Zima nadeszła, coś tam białego z nieba poprószyło, koty stajenne przy każdej okazji pchają się do domu - trzeba by zatem coś w zimowych klimatach napisać. Tym razem będzie to ciąg dalszy tematu zimowych ekspedycji geograficznych, o których pisałem jakieś 2-3 lata... 5 lat ?... O żesz... Prawie 10 lat temu ! Wtedy opisywałem próby zdobycia bieguna południowego przez dwie brytyjskie wyprawy: Ernesta Shackletona (1907–1909) oraz kapitana Roberta Scotta (1910-1912). Obie ekspedycje wykorzystały kuce, obie niestety poniosły porażkę. Powodem były przede wszystkim błędy w doborze wyposażenia oraz polarne warunki: ekstremalnie mroźny klimat oraz śnieg i lód bardzo utrudniające koniom marsz. Shackleton musiał przerwać wyprawę około 180 km przed celem, z kolei Scott owszem, dotarł na biegun tylko po to, by zastać tam... namiot zostawiony w grudniu 1911 roku przez Roalda Amundsena, który równolegle do niego prowadził własną wyprawę. Amundsen zrezygnował z koni, a mając najlepsze psy posuwał się od Scotta szybciej i wyprzedził go o miesiąc; Załamany i wyczerpany Scott w drodze powrotnej zamarzł 29 marca 1912 roku. Można by na podstawie tej historii odnieść wrażenie, że wykorzystanie koni w warunkach polarnych w zasadzie całkowicie mija się z celem. Nic jednak bardziej mylnego !

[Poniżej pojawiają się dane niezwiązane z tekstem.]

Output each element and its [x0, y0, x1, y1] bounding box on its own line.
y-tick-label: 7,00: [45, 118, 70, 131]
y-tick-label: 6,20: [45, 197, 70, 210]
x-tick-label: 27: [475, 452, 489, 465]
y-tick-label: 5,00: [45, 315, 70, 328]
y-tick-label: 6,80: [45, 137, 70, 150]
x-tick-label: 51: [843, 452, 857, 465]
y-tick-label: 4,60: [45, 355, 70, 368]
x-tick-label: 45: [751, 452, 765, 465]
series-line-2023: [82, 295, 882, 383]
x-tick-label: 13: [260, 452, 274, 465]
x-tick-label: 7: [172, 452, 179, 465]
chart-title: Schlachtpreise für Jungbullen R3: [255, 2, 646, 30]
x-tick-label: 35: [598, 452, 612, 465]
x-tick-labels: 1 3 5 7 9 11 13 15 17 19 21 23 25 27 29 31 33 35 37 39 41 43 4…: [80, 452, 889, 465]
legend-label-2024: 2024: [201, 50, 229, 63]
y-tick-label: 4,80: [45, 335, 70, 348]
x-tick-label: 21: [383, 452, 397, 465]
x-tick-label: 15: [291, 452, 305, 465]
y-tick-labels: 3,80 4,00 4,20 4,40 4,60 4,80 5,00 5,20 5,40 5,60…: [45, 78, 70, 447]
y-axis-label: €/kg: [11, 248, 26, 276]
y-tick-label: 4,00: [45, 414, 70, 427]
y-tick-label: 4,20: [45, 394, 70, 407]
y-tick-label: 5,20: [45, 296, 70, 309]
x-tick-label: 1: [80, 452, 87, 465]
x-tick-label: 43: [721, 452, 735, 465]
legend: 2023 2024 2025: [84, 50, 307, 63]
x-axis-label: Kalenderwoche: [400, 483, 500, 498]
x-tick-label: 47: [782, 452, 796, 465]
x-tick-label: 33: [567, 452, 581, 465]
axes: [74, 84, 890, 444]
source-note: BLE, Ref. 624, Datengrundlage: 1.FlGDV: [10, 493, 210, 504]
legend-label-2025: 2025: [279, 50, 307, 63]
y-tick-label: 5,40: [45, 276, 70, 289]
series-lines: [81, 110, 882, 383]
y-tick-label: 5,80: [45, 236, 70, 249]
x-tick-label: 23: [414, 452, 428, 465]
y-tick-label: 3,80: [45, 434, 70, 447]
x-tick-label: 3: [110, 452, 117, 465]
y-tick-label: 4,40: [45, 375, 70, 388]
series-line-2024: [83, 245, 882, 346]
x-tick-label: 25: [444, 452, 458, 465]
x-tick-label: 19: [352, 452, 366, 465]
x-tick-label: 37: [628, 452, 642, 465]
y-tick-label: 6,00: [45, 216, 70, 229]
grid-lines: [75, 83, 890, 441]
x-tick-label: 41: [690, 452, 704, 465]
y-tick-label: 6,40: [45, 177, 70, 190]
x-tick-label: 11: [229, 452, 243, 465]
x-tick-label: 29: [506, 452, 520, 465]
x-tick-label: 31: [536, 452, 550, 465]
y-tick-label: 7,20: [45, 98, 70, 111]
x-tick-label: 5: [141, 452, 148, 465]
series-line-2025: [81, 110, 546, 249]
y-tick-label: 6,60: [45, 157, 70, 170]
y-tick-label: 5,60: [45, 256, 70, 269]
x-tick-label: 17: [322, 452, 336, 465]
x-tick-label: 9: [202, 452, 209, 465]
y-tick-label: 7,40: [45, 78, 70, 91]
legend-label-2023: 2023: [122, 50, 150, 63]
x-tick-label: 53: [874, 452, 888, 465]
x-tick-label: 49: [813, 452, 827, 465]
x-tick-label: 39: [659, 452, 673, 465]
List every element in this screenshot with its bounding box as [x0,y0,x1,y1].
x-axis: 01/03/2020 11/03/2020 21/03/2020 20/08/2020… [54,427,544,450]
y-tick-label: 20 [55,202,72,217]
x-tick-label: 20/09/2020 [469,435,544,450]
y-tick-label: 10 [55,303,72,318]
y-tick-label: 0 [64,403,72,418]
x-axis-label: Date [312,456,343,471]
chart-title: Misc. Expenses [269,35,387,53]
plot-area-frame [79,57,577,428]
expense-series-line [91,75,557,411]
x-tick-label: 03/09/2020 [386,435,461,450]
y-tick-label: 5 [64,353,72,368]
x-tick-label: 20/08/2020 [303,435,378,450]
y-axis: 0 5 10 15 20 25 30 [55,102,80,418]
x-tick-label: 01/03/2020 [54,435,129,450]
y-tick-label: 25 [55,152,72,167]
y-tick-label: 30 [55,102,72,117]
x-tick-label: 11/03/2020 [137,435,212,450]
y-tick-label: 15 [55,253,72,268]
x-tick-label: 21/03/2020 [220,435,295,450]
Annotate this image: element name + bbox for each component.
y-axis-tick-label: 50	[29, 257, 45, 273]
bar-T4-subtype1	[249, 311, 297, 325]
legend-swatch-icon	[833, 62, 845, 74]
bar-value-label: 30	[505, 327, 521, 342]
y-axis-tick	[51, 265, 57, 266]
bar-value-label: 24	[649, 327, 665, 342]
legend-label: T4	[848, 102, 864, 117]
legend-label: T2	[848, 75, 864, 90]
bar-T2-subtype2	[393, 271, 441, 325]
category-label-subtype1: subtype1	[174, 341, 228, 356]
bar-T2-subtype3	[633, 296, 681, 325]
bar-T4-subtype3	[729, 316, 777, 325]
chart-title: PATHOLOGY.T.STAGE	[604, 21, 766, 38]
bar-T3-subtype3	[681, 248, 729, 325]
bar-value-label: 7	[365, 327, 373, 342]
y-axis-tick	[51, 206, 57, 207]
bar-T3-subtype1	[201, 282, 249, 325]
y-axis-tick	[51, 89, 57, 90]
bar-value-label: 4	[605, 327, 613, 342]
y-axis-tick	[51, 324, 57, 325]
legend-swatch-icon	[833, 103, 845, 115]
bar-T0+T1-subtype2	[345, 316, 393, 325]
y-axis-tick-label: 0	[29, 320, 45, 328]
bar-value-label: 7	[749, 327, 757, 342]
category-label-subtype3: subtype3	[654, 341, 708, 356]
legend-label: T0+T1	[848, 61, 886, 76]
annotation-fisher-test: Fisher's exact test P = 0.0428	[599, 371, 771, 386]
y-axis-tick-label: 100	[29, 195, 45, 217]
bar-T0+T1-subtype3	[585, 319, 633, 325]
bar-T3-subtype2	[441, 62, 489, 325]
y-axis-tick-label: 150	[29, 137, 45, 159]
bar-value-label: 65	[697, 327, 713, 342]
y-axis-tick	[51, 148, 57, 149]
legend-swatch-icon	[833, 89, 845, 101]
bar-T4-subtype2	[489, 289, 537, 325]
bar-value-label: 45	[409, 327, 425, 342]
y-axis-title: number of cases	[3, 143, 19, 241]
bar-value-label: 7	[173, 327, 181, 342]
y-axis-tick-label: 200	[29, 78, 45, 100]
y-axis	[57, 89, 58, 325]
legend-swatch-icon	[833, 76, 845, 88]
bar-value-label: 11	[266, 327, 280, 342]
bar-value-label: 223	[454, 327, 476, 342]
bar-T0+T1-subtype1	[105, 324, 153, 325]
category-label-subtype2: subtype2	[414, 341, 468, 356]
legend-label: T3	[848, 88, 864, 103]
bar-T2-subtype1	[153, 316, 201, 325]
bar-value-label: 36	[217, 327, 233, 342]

Aż do przełomu XIX i XX wieku Antarktyda i Arktyka były miejscami całkowicie wówczas nieznanymi. Już samo to działało na ludzką wyobraźnię, pobudzało ją do snucia najfantastyczniejszych wizji na temat tego, co tam może się znajdować. Pisarze tacy, jak Arthur Conan Doyle, Mary Shelley, and Edgar Allan Poe często wiązali swą twórczość z tymi miejscami. Ówczesne autorytety naukowe całkiem poważnie rozważały teorię głoszącą, że w Arktyce żyje zapomniana rasa gigantów. Podejmowane około 1890 roku próby eksploracji okolic Bieguna Północnego pieszo, parowcem, czy nawet balonem, były nieudane. Zdobycie któregoś z biegunów stało się dla wielu ludzi i państw sprawą prestiżu - tak, jak kilkadziesiąt lat później stało się z wyścigiem do Księżyca.

Koni po raz pierwszy użył do polarnych wypraw Norweg, Fridtjof Nansen, pionier takich ekspedycji. Pierwszą z nich było przejście Grenlandii w 1888 roku. W tej wyprawie towarzyszył mu koń ciągnący sanie. Później, w roku 1893 kawalerzysta Frederick Jackson przejechał konno zimą 3000 mil przez Syberię. Również jego sanie ciągneły przyzwyczajone do zimna kuce syberyjskie. Rok później Jackson poprowadził wyprawę do Ziemi Franciszka Józefa - podczas niej 4 konie ciągnęły na saniach prawie 350 kg ładunku przy temperaturach rzędu -35 stopni Celsjusza. Jackson był bardzo z nich zadowolony - zarówno z siły i odporności, jak i z tego, że gdy zabrakło siana i kukurydzy, bez problemu "przestawiły się" na suchą karmę dla psów oraz... mięso niedźwiedzie.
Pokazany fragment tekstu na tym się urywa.